Combination of magnetic tweezers with DNA hairpin as a potential approach to the study of RecA-mediated homologous recombination

Homologous recombination（HR) is essential for maintaining the genome fidelity and generating genetic diversity. As a prototypical member of the recombinases, RecA from Escherichia coli has been extensively studied by using single-molecule FRET（smFRET), magnetic tweezers, optical tweezers, etc. However, these methods cannot meet the needs of wide-ranged observations nor high spatial resolution at the same time. For sequence comparison, the average base-to-base distance of the homologous dsDNA will be stretched from 0.34 nm to 0.51 nm. The increment for per base pair is 0.17 nm, which is far beyond the spatial resolution of magnetic tweezers so that it cannot be directly measured. As a high-resolution technique, the smFRET enables us to observe more details of reactions. However, its valid measuring distance is 3-8 nm, which limits the observation range.

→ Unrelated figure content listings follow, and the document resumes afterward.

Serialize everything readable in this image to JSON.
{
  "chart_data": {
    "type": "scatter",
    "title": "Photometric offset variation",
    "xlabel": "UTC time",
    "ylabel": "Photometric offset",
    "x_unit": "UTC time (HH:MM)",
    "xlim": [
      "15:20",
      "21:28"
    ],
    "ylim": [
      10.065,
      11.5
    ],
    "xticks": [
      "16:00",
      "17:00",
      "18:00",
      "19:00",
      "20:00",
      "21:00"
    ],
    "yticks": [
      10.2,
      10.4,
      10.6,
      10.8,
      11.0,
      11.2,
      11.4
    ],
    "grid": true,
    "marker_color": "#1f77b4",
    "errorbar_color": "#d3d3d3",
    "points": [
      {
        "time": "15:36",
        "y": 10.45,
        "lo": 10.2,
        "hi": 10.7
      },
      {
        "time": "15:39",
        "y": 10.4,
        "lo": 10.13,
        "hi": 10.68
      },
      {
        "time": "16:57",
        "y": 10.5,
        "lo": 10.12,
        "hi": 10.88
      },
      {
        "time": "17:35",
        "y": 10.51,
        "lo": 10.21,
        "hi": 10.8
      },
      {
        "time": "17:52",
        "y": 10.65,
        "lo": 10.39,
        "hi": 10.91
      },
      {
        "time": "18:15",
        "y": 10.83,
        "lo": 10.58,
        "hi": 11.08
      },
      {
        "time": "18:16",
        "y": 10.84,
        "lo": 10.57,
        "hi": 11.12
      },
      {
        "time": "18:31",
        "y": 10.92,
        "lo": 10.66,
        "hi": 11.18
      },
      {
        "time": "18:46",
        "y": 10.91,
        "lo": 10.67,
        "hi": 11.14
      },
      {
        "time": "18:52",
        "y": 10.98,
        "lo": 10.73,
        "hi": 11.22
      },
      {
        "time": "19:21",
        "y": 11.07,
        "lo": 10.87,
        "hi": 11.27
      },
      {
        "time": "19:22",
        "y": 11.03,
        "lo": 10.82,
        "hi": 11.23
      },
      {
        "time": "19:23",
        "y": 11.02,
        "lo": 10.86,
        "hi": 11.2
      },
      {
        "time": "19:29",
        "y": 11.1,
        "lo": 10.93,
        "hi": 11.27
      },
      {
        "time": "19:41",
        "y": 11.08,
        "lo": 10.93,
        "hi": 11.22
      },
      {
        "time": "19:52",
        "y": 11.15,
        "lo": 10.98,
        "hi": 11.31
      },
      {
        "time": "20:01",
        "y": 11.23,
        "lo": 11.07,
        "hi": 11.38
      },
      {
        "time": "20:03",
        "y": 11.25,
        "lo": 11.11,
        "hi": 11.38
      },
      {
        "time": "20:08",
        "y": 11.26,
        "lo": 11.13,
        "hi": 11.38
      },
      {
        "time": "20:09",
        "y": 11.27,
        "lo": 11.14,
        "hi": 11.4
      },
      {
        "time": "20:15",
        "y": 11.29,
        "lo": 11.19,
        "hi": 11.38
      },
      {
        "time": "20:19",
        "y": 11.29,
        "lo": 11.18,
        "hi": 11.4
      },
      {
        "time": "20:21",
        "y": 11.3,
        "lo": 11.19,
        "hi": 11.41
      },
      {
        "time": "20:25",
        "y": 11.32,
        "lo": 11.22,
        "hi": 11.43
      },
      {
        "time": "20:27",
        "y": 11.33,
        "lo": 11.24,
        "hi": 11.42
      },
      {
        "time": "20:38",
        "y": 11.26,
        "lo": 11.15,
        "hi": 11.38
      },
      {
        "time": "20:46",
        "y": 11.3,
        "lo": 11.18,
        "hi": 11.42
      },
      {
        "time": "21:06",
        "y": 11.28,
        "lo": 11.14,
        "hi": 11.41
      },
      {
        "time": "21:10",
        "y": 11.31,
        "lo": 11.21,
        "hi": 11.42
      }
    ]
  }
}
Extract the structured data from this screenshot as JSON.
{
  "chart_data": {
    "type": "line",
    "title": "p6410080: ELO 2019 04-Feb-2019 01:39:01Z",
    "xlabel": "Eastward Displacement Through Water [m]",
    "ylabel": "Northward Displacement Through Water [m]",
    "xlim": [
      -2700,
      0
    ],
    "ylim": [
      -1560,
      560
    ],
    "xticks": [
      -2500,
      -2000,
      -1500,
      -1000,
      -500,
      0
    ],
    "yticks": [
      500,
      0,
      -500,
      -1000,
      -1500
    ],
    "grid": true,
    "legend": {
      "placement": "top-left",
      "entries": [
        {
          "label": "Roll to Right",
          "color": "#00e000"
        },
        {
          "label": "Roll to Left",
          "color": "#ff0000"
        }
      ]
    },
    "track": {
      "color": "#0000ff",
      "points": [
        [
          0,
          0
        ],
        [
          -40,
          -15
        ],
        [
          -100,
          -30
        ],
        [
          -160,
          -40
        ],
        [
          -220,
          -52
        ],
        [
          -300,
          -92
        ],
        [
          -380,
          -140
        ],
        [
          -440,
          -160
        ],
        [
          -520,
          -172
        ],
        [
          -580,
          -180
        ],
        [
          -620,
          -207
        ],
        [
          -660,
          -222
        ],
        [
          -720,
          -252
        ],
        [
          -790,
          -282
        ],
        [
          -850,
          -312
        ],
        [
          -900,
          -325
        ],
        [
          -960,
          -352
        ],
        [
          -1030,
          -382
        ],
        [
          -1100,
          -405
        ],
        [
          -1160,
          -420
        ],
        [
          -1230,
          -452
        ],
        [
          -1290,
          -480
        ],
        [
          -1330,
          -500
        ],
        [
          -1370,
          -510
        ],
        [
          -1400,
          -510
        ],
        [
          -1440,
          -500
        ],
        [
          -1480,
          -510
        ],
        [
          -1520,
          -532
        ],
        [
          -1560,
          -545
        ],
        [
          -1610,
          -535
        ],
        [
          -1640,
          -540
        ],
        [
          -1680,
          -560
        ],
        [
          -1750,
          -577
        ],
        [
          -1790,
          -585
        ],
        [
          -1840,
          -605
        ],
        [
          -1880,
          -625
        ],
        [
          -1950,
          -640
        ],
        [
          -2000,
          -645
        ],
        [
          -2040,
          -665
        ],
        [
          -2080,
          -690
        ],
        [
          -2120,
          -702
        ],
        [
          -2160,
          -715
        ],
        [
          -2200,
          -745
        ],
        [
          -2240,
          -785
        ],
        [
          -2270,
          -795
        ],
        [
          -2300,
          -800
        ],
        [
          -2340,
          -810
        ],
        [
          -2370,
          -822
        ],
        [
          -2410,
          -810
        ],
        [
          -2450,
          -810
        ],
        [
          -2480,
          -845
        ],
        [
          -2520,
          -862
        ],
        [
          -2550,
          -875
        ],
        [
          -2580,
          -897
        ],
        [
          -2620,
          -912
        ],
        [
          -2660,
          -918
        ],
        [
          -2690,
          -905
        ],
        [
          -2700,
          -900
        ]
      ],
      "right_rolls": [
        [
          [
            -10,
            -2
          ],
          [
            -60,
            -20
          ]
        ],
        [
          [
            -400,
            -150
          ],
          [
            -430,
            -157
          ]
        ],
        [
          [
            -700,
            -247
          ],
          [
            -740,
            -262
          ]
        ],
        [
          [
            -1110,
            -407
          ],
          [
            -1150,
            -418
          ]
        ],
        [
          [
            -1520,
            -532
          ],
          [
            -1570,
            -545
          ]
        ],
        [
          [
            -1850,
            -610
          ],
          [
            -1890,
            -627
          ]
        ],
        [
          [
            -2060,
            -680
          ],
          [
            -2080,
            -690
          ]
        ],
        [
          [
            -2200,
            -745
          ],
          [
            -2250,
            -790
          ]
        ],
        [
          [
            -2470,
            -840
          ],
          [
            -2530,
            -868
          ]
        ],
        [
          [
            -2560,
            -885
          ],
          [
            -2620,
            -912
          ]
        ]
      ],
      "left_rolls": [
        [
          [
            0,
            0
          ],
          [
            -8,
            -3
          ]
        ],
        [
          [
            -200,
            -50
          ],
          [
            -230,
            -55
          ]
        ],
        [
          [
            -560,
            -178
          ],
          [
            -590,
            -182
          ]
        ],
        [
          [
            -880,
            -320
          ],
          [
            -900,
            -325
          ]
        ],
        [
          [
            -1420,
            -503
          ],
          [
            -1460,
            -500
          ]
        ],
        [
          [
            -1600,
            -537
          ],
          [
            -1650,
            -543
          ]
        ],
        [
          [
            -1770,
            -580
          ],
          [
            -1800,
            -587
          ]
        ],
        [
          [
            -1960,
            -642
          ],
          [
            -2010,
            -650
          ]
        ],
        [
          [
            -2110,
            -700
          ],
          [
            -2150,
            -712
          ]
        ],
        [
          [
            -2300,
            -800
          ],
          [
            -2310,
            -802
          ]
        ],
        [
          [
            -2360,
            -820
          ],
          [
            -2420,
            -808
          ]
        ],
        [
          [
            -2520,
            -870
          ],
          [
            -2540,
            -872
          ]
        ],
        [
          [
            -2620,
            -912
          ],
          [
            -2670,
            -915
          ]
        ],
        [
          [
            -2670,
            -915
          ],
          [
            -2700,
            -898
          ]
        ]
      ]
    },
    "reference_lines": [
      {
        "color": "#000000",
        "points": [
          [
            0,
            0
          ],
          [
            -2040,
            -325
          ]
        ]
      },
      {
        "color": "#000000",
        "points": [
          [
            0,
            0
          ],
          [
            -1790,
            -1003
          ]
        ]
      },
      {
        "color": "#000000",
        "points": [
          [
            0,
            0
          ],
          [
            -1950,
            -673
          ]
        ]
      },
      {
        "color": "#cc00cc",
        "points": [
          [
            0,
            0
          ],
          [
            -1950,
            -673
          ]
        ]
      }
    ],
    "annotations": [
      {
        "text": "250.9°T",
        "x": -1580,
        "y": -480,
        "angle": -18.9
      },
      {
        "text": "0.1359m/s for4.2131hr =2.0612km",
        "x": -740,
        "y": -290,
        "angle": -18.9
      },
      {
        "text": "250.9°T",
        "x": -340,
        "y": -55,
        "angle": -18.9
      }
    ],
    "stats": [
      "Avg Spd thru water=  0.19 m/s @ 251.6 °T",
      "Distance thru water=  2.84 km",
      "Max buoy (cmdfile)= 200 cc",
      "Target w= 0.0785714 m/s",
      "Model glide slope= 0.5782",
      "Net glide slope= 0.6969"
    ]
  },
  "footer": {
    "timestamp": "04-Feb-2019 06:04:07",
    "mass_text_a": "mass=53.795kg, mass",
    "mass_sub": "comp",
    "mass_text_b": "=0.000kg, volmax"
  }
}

Here, we propose an approach by combining magnetic tweezers with DNA hairpin, which may solve the problem effectively in the study of HR. In this paper, one end of the DNA molecule with a 270 bp hairpin is immobilized onto the surface of the flow cell, while a magnetic bead is attached to the other end. An external magnetic force is applied to the magnetic bead by placing a permanent magnet above the flow cell. The first 90 bp（from the junction of the hairpin) of the hairpin is homologous to the ssDNA within the ssDNA-RecA filament. Thus, the filament searches for homology along the hairpin, and incorporates into the homologous segment for strand exchange. After that, the displaced strand can be opened by pulling at a force of ~7 pN, and each opened base pair results in a 0.82 nm increase in DNA extension. By using this approach, we show that 1) RecA-mediated strand exchange proceeds in a stepwise manner and the average speed is ~7.6 nt/s, which is in accordance with previous result; 2) the dynamic interaction between the second DNA-binding site（SBS) and the displaced strand can be observed in real-time, and the binding force is calculated accurately through the x-dimensional fluctuations; 3) the processes of strand-exchange in different directions can be observed, and the directions are distinguishable through the reaction patterns. The results suggest that the combination of magnetic tweezers with DNA hairpin is a potential approach to the study of RecA or other recombinases. Therefore, our design can be an important single-molecule approach to the research of HR mechanism.